Hochfield: Sure. The fire spread so rapidly. I told you before that - that the wicker baskets, the oil-soaked floor, the baskets were full of - full of material. The flammable material. They caught fire like - like a wild fire.


Q: And the cutters on the third floor made no effort to help the people . . .

[Break in audio and restart.]

Q: The cutters on the third floor made no effort to help the people on the ninth, huh?

Hochfield: No.

Q: They just went down.

Hochfield: In other words, the people from the eighth floor [inaudible] or they didn't know. You've got to be trained for it. Nowadays - afterwards they - they - the union group, in the - in the new agreement that they signed [coughs] they had fireman come in, in drills. [coughs]

Female Voice: Is it possible that the cutters on the tenth floor then didn't even know there was a fire. Do you think the cutters might have gotten out without knowing that there was a fire?

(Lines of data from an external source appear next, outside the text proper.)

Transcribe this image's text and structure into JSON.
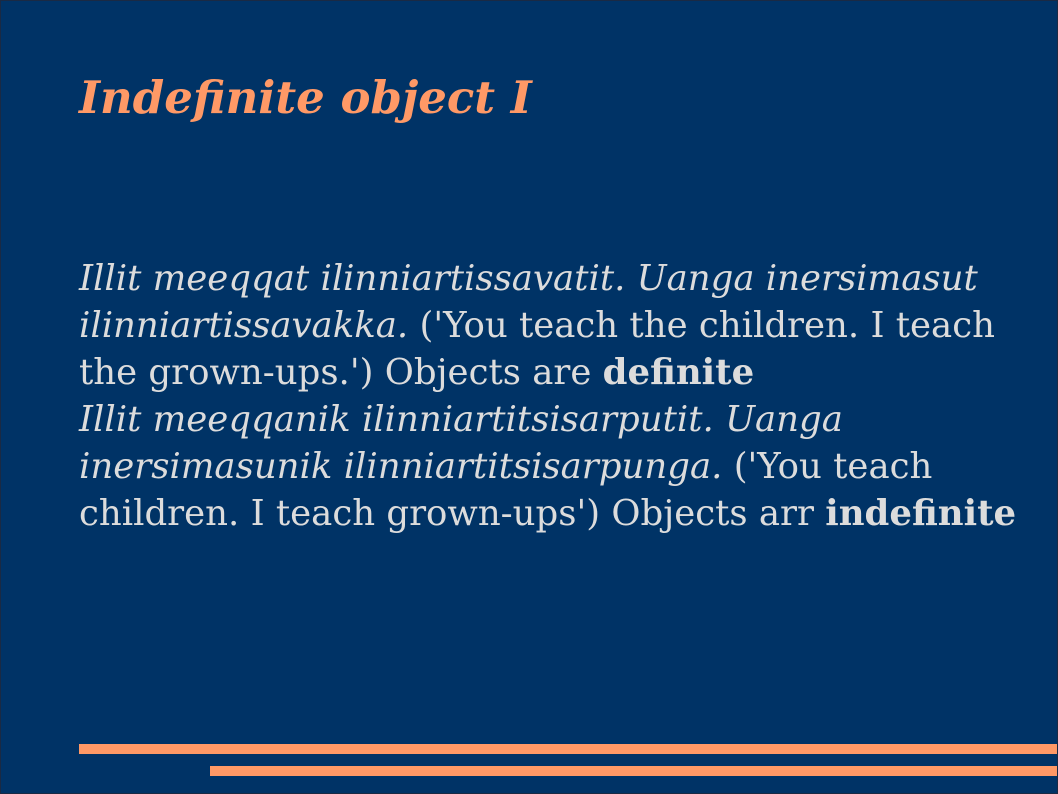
{
  "slide": {
    "title": "Indefinite object I",
    "paragraphs": [
      {
        "italic": "Illit meeqqat ilinniartissavatit. Uanga inersimasut ilinniartissavakka.",
        "plain": " ('You teach the children. I teach the grown-ups.') Objects are ",
        "bold": "definite"
      },
      {
        "italic": "Illit meeqqanik ilinniartitsisarputit. Uanga inersimasunik ilinniartitsisarpunga.",
        "plain": " ('You teach children. I teach grown-ups') Objects arr ",
        "bold": "indefinite"
      }
    ]
  },
  "colors": {
    "background": "#003366",
    "title": "#ff9966",
    "text": "#dcdcdc",
    "accent_bars": "#ff9966"
  }
}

Hochfield: Well, the cutters - the people on the tenth floor knew that there was - there was a fire. They knew.


Q: They had to pass them, right?

Female Voice: [inaudible]

Hochfield: They saved themselves - I think they saved themselves by the - a few - a few of them saved themselves by - by - by jumping to a connecting building.

Female Voice: Because the fire had gotten to the tenth floor last; that's the last floor [inaudible].

Hochfield: I remember - I remember we lived in 292 Monroe Street on the East Side. And 294 Monroe Street, my luntzmatel [ph] also lost her - we got two luntzmen that lost - lost their . . . .

Q: Oh, so they were on the ninth floor, too.

Hochfield: And she had the cutter - she had a brother, a cutter, on the tenth floor.

Q: And he was safe.

Hochfield: And she was safe. In other words, all the [inaudible] were from the ninth floor because the people from the eighth floor [inaudible].

Female Voice: [inaudible] there. So they got out.


Hochfield: Yes, they just ran down and the people from the tenth ran - ran up.

Female Voice: And then the ninth floor people were trapped by the locked door.

Hochfield: By that locked door, yes.

[Simultaneous remarks from Hochfield, Male Voice, and Female Voice.]

Female Voice: Is that the only floor that had a locked door?

Hochfield: That's the only floor that had a locked door.